As described above, according to the present invention,
For a data transmission device in power line communication in which demodulation performance is periodically deteriorated due to noise at a voltage 0 level on a power line and a data error occurs, a timing at which the periodic data error occurs is detected. The modulation system or the error correction coding system can be changed to a system that can reduce the occurrence of data errors only for a predetermined time before and after the timing. As a result, the present invention can greatly contribute to providing a high-quality data transmission device with high noise immunity to a data transmission system using a power line widely spread throughout the country as a transmission path.

[Brief description of the drawings]

FIG. 1 is a schematic configuration diagram showing an embodiment of a data transmission device in power line communication according to the present invention.

FIG. 2 is a schematic configuration diagram showing a modified example of a data transmission device in power line communication according to the present invention.

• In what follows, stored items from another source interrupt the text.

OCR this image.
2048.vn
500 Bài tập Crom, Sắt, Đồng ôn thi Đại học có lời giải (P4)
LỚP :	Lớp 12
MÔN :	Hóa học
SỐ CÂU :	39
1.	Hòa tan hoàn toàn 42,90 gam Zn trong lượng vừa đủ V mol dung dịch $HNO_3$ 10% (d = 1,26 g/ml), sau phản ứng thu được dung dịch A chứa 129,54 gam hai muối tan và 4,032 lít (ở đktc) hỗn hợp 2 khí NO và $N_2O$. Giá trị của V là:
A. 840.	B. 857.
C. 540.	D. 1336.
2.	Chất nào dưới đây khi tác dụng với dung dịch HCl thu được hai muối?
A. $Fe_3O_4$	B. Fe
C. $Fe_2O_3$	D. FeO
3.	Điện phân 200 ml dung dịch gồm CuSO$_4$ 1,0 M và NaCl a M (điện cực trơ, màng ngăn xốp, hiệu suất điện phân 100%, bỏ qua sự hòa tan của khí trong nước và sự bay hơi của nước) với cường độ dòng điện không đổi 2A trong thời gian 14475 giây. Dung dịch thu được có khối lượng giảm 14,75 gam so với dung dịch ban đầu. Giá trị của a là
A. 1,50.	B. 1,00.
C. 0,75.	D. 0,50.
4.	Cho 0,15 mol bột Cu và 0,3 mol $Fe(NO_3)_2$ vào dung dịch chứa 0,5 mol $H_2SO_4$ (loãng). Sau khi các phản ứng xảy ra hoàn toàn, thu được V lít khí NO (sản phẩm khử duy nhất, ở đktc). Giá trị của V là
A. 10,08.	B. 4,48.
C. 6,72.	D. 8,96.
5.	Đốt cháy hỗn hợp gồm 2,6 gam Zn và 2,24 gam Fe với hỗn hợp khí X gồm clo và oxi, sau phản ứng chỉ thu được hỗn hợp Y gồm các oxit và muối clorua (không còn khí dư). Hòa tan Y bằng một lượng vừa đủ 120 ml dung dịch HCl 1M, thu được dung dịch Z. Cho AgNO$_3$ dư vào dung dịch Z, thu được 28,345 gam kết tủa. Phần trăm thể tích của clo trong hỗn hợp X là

FIG. 3A is a schematic configuration diagram illustrating an example of a data transmission device in a conventional power line communication, and FIG. 3B is a diagram illustrating noise in an output of an analog front end unit of a reception device when a power frequency of a power line is 50 Hz. It is a figure showing the example of.

[Explanation of symbols]

1, 3, 5,... Transmitting device, 2, 4, 6,.
Receiving device, 11, 16, 51... Modulation section, 12.
.D / A converter, 13, 23 .. Analog front end part, 21, 26, 61 .. Demodulation part, 22..A
/ D converter, 14, 24 · · · detection circuit, 1
5 ··· Error correction code section, 25 ··· Error correction decoding section

Claims (2)

[Claims] 1. A transmitting apparatus for modulating transmission data in a predetermined manner by a modulating means and transmitting the data via a power line, and a receiving apparatus for demodulating data received via the power line by a demodulating means and outputting the data. In the power line data transmission device, the modulation means can change the modulation method for a predetermined time based on timing information from the detection means for detecting the timing at which the voltage level of the power line becomes 0 V; Can change the demodulation method to a demodulation method corresponding to the modulation method changed by the modulation means for a predetermined time based on timing information from the second detection means for detecting the timing at which the voltage level of the power line becomes 0 V A data transmission device, characterized in that: 2. A transmitting apparatus for transmitting, via a power line, transmission data that has been error-corrected and encoded by an error-correcting encoding means, and a receiving apparatus having an error-correcting decoding means for performing error correction on data received via the power line. Wherein the error correction coding means can change the error correction coding scheme for a predetermined time based on timing information from the detection means for detecting the timing at which the voltage level of the power line becomes 0 V. Wherein the error correction decoding means comprises:
For a predetermined time based on timing information from the second detection means for detecting the timing at which the voltage level of the power line becomes 0 V, the error correction decoding method corresponding to the error correction encoding method in which the error correction encoding means has changed. A data transmission device characterized by being changeable to a system.